✕

Equipment failure is a part of any manufacturing process lifecycle, but if the failure is equipment that is required to be calibrated as part of routine maintenance or quality requirements are closure calibrations considered? Catastrophic failures often lead to equipment being scrapped or undergoing a major repair that does not allow an organization to follow ordinary calibration processes. If the equipment isn’t working properly, how can you verify that it is meeting the required specifications? Obviously, you cannot. However, consideration should be given to whether any product that was manufactured since the previous calibration was impacted. If the equipment is assumed to be within tolerance prior to the failure is the basis for that assumption documented and justified, or could there be product or items that do not meet all requirements that have escaped notice?

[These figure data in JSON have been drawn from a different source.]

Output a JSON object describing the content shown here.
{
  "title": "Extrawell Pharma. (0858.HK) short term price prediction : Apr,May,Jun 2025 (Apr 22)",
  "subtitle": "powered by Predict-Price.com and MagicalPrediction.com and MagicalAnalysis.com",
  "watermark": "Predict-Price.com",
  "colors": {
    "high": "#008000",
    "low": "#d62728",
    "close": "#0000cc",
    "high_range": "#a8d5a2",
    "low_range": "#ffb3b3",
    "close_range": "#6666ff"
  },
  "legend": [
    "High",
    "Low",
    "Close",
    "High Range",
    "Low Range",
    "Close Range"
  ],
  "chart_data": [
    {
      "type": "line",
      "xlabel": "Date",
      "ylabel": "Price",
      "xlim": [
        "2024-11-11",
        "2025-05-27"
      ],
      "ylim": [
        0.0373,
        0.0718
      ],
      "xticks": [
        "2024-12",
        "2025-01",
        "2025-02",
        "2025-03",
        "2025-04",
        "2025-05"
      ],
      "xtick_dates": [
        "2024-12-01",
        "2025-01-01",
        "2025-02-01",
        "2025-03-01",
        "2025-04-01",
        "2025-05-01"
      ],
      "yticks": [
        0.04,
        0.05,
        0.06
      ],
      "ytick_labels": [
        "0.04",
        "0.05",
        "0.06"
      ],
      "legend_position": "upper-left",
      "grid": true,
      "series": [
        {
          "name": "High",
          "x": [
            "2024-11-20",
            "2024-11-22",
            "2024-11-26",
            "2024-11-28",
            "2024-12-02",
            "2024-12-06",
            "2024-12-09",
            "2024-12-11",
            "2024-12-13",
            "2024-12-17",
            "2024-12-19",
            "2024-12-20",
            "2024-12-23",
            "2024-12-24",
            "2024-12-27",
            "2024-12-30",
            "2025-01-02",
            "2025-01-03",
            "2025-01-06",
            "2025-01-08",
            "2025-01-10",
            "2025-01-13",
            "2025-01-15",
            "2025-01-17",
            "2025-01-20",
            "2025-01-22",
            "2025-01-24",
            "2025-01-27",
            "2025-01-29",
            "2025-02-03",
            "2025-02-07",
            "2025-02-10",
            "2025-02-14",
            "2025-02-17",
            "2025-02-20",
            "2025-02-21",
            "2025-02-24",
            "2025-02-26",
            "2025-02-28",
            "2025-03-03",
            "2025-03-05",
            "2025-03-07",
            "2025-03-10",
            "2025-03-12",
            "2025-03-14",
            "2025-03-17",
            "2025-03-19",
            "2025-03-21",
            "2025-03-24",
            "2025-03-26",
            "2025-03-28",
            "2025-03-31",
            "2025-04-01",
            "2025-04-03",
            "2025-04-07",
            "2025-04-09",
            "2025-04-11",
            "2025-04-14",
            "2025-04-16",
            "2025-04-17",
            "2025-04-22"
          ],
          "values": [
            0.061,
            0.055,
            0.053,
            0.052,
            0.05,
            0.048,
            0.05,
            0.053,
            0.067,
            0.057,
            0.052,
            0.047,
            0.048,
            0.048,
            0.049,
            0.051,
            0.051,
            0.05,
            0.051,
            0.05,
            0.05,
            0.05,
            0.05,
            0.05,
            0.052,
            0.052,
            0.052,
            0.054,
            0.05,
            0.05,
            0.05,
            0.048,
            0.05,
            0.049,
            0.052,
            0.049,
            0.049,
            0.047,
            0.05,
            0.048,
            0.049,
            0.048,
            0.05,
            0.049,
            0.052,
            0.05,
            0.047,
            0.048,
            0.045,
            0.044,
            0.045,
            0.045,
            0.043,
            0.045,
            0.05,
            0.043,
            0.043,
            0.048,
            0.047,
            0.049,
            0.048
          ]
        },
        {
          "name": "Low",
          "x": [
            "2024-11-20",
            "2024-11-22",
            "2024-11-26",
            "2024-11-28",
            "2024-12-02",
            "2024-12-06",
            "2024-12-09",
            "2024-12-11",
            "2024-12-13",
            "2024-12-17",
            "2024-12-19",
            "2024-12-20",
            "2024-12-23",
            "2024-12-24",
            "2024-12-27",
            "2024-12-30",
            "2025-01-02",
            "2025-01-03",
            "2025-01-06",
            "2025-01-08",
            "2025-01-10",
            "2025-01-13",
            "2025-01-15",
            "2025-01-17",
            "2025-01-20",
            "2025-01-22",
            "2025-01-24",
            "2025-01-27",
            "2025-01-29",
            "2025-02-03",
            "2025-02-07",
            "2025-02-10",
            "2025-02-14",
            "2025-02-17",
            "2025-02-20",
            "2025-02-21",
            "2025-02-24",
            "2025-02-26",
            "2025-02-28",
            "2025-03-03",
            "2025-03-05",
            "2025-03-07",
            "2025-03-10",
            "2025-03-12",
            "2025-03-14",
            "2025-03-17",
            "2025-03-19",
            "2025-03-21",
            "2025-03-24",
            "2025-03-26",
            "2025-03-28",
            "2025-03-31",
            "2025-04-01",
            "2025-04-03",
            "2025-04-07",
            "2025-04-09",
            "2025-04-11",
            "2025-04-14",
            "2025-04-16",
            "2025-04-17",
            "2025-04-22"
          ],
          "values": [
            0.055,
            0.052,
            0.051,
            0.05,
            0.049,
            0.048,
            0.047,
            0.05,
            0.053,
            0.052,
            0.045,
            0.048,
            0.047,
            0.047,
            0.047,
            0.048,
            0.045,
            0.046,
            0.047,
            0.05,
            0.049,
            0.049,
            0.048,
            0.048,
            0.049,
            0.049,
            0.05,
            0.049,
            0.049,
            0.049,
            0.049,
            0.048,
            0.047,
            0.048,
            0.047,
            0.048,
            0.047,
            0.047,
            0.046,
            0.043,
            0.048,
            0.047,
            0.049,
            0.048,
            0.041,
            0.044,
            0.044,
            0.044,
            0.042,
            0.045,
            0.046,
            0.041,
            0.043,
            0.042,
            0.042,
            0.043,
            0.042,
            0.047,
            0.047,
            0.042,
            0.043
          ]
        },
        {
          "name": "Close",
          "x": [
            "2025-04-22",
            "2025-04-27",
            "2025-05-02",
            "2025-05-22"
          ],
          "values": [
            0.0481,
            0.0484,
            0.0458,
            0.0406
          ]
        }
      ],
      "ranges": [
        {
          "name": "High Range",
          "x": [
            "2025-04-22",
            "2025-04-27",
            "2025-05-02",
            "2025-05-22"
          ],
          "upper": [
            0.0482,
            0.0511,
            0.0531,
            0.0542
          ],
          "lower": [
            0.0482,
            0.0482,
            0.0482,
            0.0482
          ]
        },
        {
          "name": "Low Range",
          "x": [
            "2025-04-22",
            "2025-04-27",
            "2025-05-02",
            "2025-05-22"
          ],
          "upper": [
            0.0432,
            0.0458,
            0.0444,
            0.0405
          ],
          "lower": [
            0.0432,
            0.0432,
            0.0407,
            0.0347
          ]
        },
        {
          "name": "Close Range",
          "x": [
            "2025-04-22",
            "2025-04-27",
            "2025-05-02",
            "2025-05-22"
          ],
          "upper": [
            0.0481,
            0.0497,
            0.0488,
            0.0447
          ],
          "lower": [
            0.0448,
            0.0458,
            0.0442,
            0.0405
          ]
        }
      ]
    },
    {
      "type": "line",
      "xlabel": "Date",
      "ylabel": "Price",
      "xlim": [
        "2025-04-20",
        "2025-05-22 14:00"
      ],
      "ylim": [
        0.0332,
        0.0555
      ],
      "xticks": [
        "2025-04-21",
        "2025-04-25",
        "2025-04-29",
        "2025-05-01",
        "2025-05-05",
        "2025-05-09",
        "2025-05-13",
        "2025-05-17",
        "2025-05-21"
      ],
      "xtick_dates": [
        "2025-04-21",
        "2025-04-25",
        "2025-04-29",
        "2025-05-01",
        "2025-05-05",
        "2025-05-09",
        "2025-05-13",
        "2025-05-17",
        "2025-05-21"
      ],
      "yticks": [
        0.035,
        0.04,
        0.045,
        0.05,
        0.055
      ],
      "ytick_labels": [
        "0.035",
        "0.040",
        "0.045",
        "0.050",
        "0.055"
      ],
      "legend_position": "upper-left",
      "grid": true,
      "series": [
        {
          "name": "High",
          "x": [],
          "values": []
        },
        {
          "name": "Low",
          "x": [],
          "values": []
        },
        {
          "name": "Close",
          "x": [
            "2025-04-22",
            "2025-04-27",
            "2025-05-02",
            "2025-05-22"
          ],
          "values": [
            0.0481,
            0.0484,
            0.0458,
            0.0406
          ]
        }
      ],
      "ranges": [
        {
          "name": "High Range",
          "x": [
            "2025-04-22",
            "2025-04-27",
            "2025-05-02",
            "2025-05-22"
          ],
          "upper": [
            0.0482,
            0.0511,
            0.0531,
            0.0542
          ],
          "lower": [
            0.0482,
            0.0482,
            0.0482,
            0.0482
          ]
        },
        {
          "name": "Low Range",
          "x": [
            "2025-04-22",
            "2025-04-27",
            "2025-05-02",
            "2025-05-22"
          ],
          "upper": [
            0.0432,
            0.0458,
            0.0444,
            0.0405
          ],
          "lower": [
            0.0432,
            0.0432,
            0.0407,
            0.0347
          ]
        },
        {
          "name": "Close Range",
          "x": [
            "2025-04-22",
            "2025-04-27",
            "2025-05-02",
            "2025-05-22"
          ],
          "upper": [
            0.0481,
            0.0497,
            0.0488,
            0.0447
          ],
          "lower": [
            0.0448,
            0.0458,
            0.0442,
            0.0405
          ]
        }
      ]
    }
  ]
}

There are too many detailed considerations to address in this simple article, but the intent is to bring awareness to the importance of close out calibrations and where not possible as in the case of catastrophic failure or equipment loss, etc., having a system in place that provides confidence that non-conforming parts or materials have not been released.

Why is it necessary to calibrate my equipment when I am no longer going to use it?

 “If it is broken or missing there is no way to calibrate it, so I just need to get a replacement and get the line moving.” 

Having a process in place to determine the impact of potential Out of Tolerance (OOT) equipment is critical to reducing risk associated with non-conformance. This may be as simple as a cross check of the previous production run against daily checks or a known acceptable prototype. There are numerous articles on the cost of poor quality that can be referenced as a basis for putting a process in place to eliminate this risk.

“What can I do?”

One approach is establishing calibration intervals [1] based on equipment usage and failure history. Example, you have a fixed torque screwdriver system in your final assembly run and you know that after 1,800 hours of usage you expect failures. History shows that slippage or other issues occur after 1,000 hours of usage. The torque screwdriver has a recommended calibration interval of 12 months, but 1,000 hours is less than six months on your production line. This is where evaluation of the equipment usage and failure history could prevent unnecessary risk of OOT conditions. Shortening the calibration interval to less than 1,000 hours on each torque screwdriver would reduce risk of nonconforming product being released and would also potentially show equipment that is needing maintenance or nearing end of cost-effective life.

In the case of a hard failure of a calibrated piece of test equipment the question that needs to be answered is “Was it in tolerance when it failed or had it gone out of tolerance prior to the failure?” If there are other quality checks after the point of failure it may be used as a justification for the assumption that it [failed equipment] was in tolerance as the product met following requirements.

Figure 1 

Knowing your process and the impact each step has on the next is key to determining how to complete an effective evaluation but in this mock process here are some things that could be implemented to reduce the risk on production.

1. Daily checks of torque screwdriver via a working standard or similar check.
2. Final Assembly verification with a random sample pulled and verified for appropriate torque or compared to a known ‘good’ product.
3. In depth analysis of what an incorrect torque setting impact would be. (E.g., torque under set and product not sealed correctly or prone to leakage, or over torqued and damage to other components)
4. Calculation of the cost of complete production run failure. A small production run may only have three items and can be reprocessed. Example: Incorrect torque on bottle caps of cold medicine that is then heat sealed with safety shrink wrap could have caps not secured adequately but ‘shrink wrapped’ on and not discovered until much later. The cost is not just the loss of revenue for recalled product but also the loss of consumer confidence and potential liabilities.

Reducing risk is the goal in this simple exercise and providing confidence in the status of both the final product and the calibrated equipment in the case of a failure or OOT situation.

A key is reducing the frequency of false-acceptance and false-rejection of product, test results, or research and development decisions in which accuracy of measurements are key to product quality.

Failures will happen with calibrated equipment and being able to identify and minimize the risks when they do will ensure minimal impact on your bottom line.

[1] NCSL International has a Recommended Practice -1 (RP-1) Establishment and Adjustment of Calibration Intervals that provides industry guidance for determining calibration intervals and is available at NCSLI.org.